We decided to use MP@3, MP@R (Mean Precision at R, where R is the number of relevant document ID's in our benchmark file) and MAP (Mean Average Precision) to measure our results. These measures measure different ratios of how many of the relevant documents are included in the search results. The closer to 1 (or 100 %) these measures are the better. For an in-depth explanation of these measures please refer to the slides of the Standord Introduction to Information Retrieval course chapter on evaluation.

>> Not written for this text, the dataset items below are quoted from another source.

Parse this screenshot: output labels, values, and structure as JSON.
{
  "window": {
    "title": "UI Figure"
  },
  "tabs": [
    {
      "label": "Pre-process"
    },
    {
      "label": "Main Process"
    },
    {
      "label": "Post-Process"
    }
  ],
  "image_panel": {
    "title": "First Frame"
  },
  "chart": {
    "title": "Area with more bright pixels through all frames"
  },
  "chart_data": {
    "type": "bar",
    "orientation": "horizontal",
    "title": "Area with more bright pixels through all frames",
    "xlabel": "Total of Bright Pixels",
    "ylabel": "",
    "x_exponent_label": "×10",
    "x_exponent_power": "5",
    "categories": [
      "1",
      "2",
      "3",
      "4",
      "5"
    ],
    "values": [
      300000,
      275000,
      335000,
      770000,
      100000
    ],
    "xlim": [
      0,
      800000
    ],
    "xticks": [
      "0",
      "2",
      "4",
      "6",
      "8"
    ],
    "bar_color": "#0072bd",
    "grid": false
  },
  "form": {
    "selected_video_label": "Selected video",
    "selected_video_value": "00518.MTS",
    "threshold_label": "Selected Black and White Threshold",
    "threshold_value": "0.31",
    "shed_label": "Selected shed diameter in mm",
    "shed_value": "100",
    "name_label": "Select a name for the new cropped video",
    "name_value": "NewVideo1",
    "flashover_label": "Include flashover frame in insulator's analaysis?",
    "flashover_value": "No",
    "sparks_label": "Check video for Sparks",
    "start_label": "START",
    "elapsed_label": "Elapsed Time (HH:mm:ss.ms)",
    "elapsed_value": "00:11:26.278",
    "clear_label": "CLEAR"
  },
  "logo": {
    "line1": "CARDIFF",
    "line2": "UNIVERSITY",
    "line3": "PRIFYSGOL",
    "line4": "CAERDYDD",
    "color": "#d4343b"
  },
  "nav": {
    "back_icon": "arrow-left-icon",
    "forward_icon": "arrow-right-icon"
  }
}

We computed the mentioned information retrieval measures for Tantivy (0.10.1) and Lucene (8.2.2) with a limit of 100 search results and got the following results:
Lucene
Task | MP@3 | MP@R | MAP |
---|---|---|---|
MOVIES (Title) | 0.134 | 0.065 | 0.039 |
MOVIES (Body) | 0.434 | 0.241 | 0.250 |
MOVIES (Fulltext) | 0.5 | 0.264 | 0.237 |
Tantivy
Task | MP@3 | MP@R | MAP |
---|---|---|---|
MOVIES (Title) | 0.1 | 0.066 | 0.039 |
MOVIES (Body) | 0.367 | 0.282 | 0.291 |
MOVIES (Fulltext) | 0.5 | 0.294 | 0.283 |
Conclusion
For this specific dataset Lucene and Tantivy return comparable results of information retrieval measures. With respect to MP@R and MAP the search results of Tantivy are even slightly better. The fulltext task returns the best results for MP@3 and MP@R, which was to be expected.
In summary, although we used a very specific dataset with only ten queries, Tantivy appears to be a well made choice. Tantivys speed performance is very good and our prelimited information retrieval evaluation provides reasoning to conclude that Tantivy returns search results that are as good as Lucenes.
In the last months we focused our work on the architecture and base functionality of Sonar. After we made the decision to use Tantivy, we implemented basic search functionality for Sonar and switched our focus to other parts, e.g. the Dat layer and the UI. In the next months we will concentrate on improving the search funcionalities and our integration of Tantivy. We also hope to continue our work on evaluating Tantivy and Sonar in regards to information retrieval measures.